= Public Sector Credit Framework =

Risk assessment software regarding government debt

The Public Sector Credit Framework is an open source tool for estimating the default risk of and assigning ratings to government debt. The PSCF installation package was released on May 2, 2012. At the same time, source code was published on GitHub. The publishers, PF2 Securities Evaluations and Public Sector Credit Solutions, said that they released the software in response to the need for "transparent, objective and up-to-date government credit ratings." The project has similar goals to an earlier mass collaboration bond rating effort, Wikirating.

==Description==
PSCF calculates government default probabilities through the use of a multi-year fiscal simulation and a default point, expressed in terms of a user-specified financial ratio. The proportion of simulation trials surpassing the default point represents the default probability for a given year. The simulation is typically created in an Excel worksheet. Each row of the worksheet represents a different user specified series. Series may contain random numbers, macroeconomic variables, revenues, expenditures and debt levels. In a typical simulation, random numbers are listed first, then macroeconomic variables are specified as functions of the random variables (as well as constants and previous levels of the macroeconomic variable). Revenues and expenditures can then be expressed as functions of the macroeconomic variables.

===Antecedents===
The use of a fiscal simulation as a tool for rating government bonds appears to be unique to PSCF. However, simulation has been used as a tool for rating other fixed income assets and fiscal simulations have been used by some budget authorities.

==Technology==
The framework combines a user interface written in Microsoft Excel with a processing engine written in GNU C. Developers have expressed an intention to support a full open source run-time environment. According to PSCF's creators, Excel was chosen as the initial user interface platform because of its popularity in the financial community.
The PSCF user enters model parameters in Excel and then launches a control panel implemented in Excel VBA. When the user runs an analysis from within the control panel, his or her entries are converted to a C program, which is then compiled and executed. Outputs from the C program are returned to new tabs in the Excel workbook. The C program performs a multi-year budget simulation using random number generation routines from the open source Boost C++ Library.

Version 1.1 released in May 2013 added support for multi-threading, accelerating calculations on systems with multiple processors or multiple cores.

==History==
The initial release of PSCF was accompanied by sample rating models for the United States and for the state of California. A preliminary model for Italy was published in July 2012.
After its release, the framework received coverage on The Financial Times Alphaville web site. Reporter Joseph Cotterill noted that the framework had the potential to produce "a view of sovereign credit free of the subjectivity and bias that could creep into more qualitatively-based ratings judgements." The framework was also covered in Government Technology News,
in The Bond Buyer, and on Shareable.net, among other publications. The Shareable article described inconsistencies between corporate and government bond ratings that allegedly resulted in taxpayers paying for unnecessary government bond insurance.

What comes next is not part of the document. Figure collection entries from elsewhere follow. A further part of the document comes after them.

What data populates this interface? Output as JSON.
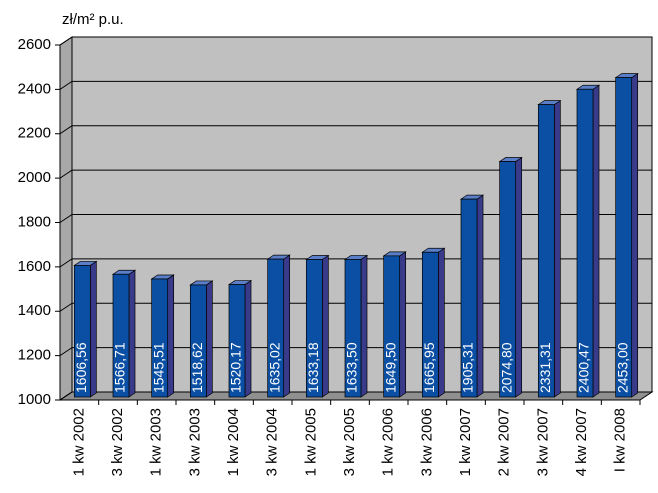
{
  "chart_data": {
    "type": "bar",
    "y_axis_label": "zł/m² p.u.",
    "categories": [
      "1 kw 2002",
      "3 kw 2002",
      "1 kw 2003",
      "3 kw 2003",
      "1 kw 2004",
      "3 kw 2004",
      "1 kw 2005",
      "3 kw 2005",
      "1 kw 2006",
      "3 kw 2006",
      "1 kw 2007",
      "2 kw 2007",
      "3 kw 2007",
      "4 kw 2007",
      "I kw 2008"
    ],
    "values": [
      1606.56,
      1566.71,
      1545.51,
      1518.62,
      1520.17,
      1635.02,
      1633.18,
      1633.5,
      1649.5,
      1665.95,
      1905.31,
      2074.8,
      2331.31,
      2400.47,
      2453.0
    ],
    "value_labels": [
      "1606,56",
      "1566,71",
      "1545,51",
      "1518,62",
      "1520,17",
      "1635,02",
      "1633,18",
      "1633,50",
      "1649,50",
      "1665,95",
      "1905,31",
      "2074,80",
      "2331,31",
      "2400,47",
      "2453,00"
    ],
    "color": "#0a4fa3",
    "ylim": [
      1000,
      2600
    ],
    "yticks": [
      1000,
      1200,
      1400,
      1600,
      1800,
      2000,
      2200,
      2400,
      2600
    ],
    "grid": true
  }
}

In July 2012, the software was covered on The Lang and O'Leary Exchange, a prime time business program on CBC. Later that month, the developers of PSCF released an Italian sovereign default probability model which was reported in the daily version of Milano Finanza, MF.

In August 2012, the framework was presented at the Municipal Finance Conference at Brandeis University. Public Sector Credit Solutions also posted a YouTube! video describing the rationale for PSCF as well as its use.

In September 2012, PSCF was the subject of an article in a peer-reviewed economics journal.

As of late 2013, PSCF had not been mentioned in other journal articles, but it has appeared in economist blog posts. Economist Krassimir Petrov discussed the weaknesses of sovereign bond ratings and the potential role of PSCF in improving them in a November 30, 2013 post in Naked Capitalism. Diane Lim, then Chief Economist for the Concord Coalition, discussed PSCF and its implications for US Treasury rates in The Tabulation on September 6, 2013.

===Canadian Province Study===
In October 2012, the Macdonald-Lauirer Institute published a study entitled "Provincial Solvency and Federal Obligations" which contained default probability estimates for the ten Canadian provinces generated by PSCF. The study's findings were reported by major Canadian media including the Financial Post, Globe and Mail, Maclean's magazine and the Canadian Broadcasting Corporation.

===Illinois Study===

Another study using PSCF default probabilities was released in June 2013 by the Mercatus Center. This analysis, "Modeling Credit Risks in Illinois and Indiana", concluded that Illinois did not have substantial credit risk and that yields on Illinois bonds were exaggerated.